C’est quoi la Bradycardie pour les cétacés ?
La bradycardie de plongée est un réflexe physiologique qui permet aux cétacés de réduire leur rythme cardiaque jusqu’à 80% lors de leurs plongées profondes. Cette adaptation extraordinaire leur permet d’économiser l’oxygène et de rester en apnée pendant de longues périodes. Décryptage de ce mécanisme fascinant.
L’info des cétacés
Cette vidéo fait partie de la série de podcasts vidéo d’Ocean Berria sur les cétacés.
📝 Transcription
Plongez à 2000 mètres de profondeur, et vous devrez supporter une pression de 200 atmosphères, un froid intense, sans respirer. Comment les cétacés y arrivent-ils ? La réponse implique notamment un mécanisme physiologique remarquable : la bradycardie de plongée.
La bradycardie de plongée est un réflexe physiologique automatique déclenché lors de l’immersion. Il consiste en une réduction marquée et rapide de la fréquence cardiaque. Chez un dauphin à l’air libre, le cœur bat à environ 100-130 pulsations par minute. Dès le début d’une plongée, ce rythme peut chuter à 10-30 pulsations par minute — une réduction de 70 à 90%.
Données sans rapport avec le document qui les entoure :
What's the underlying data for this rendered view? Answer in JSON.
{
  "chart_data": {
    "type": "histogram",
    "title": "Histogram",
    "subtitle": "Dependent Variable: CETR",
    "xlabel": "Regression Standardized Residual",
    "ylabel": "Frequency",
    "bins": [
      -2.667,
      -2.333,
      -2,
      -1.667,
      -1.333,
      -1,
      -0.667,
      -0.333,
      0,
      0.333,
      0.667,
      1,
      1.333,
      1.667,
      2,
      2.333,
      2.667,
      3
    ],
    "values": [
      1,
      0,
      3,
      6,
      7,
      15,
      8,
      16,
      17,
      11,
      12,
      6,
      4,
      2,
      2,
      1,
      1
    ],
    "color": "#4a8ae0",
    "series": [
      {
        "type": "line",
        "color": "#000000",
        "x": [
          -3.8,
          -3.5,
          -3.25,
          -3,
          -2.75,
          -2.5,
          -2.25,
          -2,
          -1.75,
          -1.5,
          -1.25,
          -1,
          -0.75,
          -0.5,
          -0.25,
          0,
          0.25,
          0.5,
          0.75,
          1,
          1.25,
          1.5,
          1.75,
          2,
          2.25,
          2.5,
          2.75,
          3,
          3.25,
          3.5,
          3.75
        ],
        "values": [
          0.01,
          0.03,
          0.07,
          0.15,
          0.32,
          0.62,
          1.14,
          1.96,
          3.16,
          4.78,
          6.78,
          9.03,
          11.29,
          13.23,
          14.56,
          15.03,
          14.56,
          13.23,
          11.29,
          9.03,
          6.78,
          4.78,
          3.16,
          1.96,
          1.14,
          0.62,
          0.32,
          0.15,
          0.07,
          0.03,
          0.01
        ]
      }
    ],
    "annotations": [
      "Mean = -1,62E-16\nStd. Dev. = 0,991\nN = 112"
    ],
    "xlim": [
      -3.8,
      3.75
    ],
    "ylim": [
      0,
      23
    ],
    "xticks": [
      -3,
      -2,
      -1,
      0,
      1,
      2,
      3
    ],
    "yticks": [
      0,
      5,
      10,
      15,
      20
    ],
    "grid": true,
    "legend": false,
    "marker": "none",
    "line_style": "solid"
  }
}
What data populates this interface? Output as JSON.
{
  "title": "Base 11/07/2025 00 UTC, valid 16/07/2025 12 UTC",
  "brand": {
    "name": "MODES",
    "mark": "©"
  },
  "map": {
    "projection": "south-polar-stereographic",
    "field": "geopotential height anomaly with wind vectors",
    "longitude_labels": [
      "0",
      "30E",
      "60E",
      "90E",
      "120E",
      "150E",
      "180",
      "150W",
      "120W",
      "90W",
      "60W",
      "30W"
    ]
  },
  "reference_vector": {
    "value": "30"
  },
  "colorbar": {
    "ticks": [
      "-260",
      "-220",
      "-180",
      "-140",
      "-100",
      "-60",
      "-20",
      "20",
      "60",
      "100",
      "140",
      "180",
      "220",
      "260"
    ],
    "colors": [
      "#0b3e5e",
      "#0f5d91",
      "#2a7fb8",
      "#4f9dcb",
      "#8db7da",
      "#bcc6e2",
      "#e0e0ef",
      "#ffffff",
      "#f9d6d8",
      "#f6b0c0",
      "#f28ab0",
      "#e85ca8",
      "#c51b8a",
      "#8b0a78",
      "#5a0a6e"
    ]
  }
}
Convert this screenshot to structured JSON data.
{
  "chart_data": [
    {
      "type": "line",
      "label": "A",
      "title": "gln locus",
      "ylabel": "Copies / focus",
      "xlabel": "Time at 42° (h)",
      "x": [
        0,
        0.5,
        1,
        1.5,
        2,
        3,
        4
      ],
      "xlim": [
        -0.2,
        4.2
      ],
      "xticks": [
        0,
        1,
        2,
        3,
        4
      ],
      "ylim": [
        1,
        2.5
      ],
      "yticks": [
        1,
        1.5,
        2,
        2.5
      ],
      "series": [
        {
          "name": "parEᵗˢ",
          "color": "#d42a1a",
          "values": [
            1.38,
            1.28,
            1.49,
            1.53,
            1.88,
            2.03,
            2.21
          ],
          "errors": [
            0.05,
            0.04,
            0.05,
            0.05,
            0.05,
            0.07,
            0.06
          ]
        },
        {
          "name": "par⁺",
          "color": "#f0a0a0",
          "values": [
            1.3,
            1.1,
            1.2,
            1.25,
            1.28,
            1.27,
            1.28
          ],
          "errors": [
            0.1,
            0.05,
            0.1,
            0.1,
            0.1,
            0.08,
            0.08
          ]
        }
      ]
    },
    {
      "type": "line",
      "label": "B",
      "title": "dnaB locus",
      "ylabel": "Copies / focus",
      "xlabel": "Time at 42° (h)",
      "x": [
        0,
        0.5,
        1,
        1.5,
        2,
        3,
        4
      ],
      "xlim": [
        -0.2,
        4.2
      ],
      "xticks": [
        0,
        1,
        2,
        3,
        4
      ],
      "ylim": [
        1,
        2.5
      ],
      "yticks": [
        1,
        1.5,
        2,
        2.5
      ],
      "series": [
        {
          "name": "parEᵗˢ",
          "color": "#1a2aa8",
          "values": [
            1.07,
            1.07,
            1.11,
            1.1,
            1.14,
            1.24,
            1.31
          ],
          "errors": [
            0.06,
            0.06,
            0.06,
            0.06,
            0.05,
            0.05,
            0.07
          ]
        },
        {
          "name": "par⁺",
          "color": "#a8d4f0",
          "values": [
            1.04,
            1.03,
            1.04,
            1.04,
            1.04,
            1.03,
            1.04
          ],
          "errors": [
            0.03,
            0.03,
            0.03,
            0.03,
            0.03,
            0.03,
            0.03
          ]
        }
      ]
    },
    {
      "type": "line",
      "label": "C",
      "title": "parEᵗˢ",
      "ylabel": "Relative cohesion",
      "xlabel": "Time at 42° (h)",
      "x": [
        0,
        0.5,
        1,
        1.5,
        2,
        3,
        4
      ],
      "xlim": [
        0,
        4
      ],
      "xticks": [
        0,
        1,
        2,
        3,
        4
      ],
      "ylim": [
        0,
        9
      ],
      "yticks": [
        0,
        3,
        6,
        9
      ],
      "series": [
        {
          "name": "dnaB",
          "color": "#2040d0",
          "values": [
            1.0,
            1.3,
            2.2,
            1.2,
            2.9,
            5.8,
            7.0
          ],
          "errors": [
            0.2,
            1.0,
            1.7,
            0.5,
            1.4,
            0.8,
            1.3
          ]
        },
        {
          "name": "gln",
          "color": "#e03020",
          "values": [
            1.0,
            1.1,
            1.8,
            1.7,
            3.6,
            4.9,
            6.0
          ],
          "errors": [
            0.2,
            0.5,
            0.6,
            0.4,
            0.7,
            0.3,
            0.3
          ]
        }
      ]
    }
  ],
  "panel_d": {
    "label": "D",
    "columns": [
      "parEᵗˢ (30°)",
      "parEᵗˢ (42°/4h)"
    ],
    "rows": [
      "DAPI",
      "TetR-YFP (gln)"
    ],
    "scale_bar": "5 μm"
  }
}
En ralentissant la pompe cardiaque, l’organisme réduit la consommation d’oxygène par le cœur lui-même et réduit la délivrance de sang oxygéné à tous les organes non essentiels pendant la plongée. Le flux sanguin est prioritairement maintenu vers le cerveau, le cœur et les organes sensoriels.
Le cachalot, plongeur hors pair pouvant descendre à 3000 mètres et rester en apnée jusqu’à 2 heures, pousse ces mécanismes à l’extrême. Des capteurs fixés sur des cachalots ont enregistré des fréquences cardiaques de 4 à 5 battements par minute en plongée profonde.
La bradycardie de plongée n’est pas exclusive aux cétacés. On la retrouve chez tous les mammifères plongeurs, et même chez les humains — c’est le « réflexe d’immersion » qui fait que votre cœur ralentit légèrement quand vous plongez la tête dans l’eau froide.